Pete Steele’s recently restructured pre-Type O Negative band Carnivore crossed bleak doom with hardcore to create a knowingly knuckle-dragging form of thrash. Raw, cynical, almost avant-garde, this album is best remembered, however, for its misanthropic, though wryly humorous lyrics on songs like “God is Dead” and “World War III & IV.”
Slayer, ‘Reign in Blood’
Mastering fast on their third full-length, Slayer were the new snarling face of speed metal, and yet, they were so confrontationaly evil that they could have easily been considered death and black metal, too. Confounding genre tags in 28 minutes of howling fury, ‘Reign in Blood’ proves Slayer to be simply great.
Dark Angel, ‘Darkness Descends’
Before doing time with Death, Testament, and Strapping Young Lad, drummer Gene Hoglan made this album roar, holding together the lesser performances of his bandmates, who just seem to want to out-heavy Slayer. While not achieving that goal, Darkness Descends’ vicious, messy attack does live up to Dark Angel’s motto: “Too fast, my ass.”
Megadeth, ‘Peace Sells…But Who’s Buying?’
Major label deal in hand and a chip on his shoulder, ex-Metallica guitarist Dave Mustaine channeled personal bitterness and pointed politics though his signature snarl and superior shredding, creating this thrash masterpiece.

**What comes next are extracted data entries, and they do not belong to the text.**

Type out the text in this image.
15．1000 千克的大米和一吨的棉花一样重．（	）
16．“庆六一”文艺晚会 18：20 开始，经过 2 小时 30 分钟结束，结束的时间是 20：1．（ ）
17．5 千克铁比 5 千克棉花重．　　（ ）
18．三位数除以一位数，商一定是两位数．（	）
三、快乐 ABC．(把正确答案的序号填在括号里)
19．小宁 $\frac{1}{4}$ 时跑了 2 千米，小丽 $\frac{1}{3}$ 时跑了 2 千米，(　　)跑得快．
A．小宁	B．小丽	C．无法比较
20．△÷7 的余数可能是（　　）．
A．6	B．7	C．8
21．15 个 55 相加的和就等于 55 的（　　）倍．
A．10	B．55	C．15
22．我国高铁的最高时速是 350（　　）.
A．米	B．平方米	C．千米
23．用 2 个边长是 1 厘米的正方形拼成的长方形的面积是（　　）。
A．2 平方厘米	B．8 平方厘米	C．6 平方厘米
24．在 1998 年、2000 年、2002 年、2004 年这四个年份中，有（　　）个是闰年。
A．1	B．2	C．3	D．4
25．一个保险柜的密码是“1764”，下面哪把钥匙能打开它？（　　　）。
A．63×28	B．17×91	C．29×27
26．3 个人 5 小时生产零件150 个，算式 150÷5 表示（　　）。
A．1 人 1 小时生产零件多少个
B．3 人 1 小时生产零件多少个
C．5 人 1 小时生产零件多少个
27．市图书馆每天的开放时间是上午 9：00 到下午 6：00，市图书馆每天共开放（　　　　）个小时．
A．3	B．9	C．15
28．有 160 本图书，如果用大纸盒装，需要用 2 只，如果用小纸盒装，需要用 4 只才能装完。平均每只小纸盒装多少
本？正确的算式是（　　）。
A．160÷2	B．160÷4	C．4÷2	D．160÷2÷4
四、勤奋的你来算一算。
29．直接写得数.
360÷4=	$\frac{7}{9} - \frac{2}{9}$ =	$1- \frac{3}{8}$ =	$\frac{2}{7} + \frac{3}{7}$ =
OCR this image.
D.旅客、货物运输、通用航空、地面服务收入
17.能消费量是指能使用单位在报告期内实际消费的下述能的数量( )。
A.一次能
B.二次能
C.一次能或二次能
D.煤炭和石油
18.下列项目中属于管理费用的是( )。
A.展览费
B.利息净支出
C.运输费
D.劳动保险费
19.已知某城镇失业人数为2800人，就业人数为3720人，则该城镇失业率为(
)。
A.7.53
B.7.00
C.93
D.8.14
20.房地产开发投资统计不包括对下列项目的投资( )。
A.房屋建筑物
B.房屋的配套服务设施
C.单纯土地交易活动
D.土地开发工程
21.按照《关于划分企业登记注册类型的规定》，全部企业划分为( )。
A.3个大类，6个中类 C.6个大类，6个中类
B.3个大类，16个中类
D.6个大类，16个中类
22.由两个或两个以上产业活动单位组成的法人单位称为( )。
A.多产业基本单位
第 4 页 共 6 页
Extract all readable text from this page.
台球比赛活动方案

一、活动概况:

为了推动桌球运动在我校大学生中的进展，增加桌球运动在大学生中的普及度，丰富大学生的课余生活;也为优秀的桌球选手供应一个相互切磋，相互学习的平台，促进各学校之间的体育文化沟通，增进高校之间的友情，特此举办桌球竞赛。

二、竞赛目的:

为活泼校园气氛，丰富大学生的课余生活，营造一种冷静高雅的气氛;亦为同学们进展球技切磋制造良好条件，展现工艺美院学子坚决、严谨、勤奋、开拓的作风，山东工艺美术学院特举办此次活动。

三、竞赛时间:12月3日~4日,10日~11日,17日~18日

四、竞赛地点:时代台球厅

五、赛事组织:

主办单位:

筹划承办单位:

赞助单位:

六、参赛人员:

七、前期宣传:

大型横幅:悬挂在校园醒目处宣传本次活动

Anthrax, ‘Among the Living’
Besides helping to put the word “mosh”into the pop lexicon (“Caught in a Mosh”) and featuring the best metal song about Native Americans since Maiden’s “Run to the Hills” (“Indian”), Among the Living showcased Charlie Benante’s insane speed drumming and Scott Ian and Dan Spitz’s hardcore-inflected guitar work, which together made for a total beat down, NYC-style.
Sacred Reich, ‘Ignorance’
On their debut album, Phoenix, Arizona-based speedsters Sacred Reich tackle political and social injustice, turning singer Phil Rind’s outraged diatribes into perfect slam-dance fodder. The band would go on to become unwitting pioneers of metalcore, particularly influencing the more ‘core acts of that scene, such as Hatebreed.
Testament, ‘The New Order’
The thrash credo of “Into the Pit” dominates Testament’s mosh-ready sophomore disc, with the San Fran quintet positioning themselves as genre purists. The inventive playing of uber-shredder Alex Skolnick, makes the band true proponents of a new order.
Suicidal Tendencies, ‘How Will I Laugh Tomorrow When I Can’t Even Smile Today’
‘How Will I Laugh Tomorrow’ found motor-mouthed Mike Muir and his Suicidals sprucing up their skatecore rants with semi-complicated riffs and solos, and longer song structures. The end result was crossover thrash with a fresh, gritty sound that came from a hardcore headspace.
Nuclear Assault, ‘Survive’
Post-Anthrax and S.O.D., bassist Danny Lilker took his low-end chops into this political East Coast thrash act. The S.O.D. influence is apparent in the occasional silly bits (such as the tongue-in-cheek Led Zeppelin cover), but the most notable is Randy Burns’ wall-of-sound production and the band’s balance of technicality and primal power.
Overkill, ‘The Years of Decay’
On the last album to feature guitarist and songwriter Bobby Gustafson, these New Jersey tech-thrash stalwarts boasted thick, doomy riffs on epics like the 10-minute “Playing with Spiders/Skullkrusher” and a somber earthiness less evident in the band’s West Coast competitors.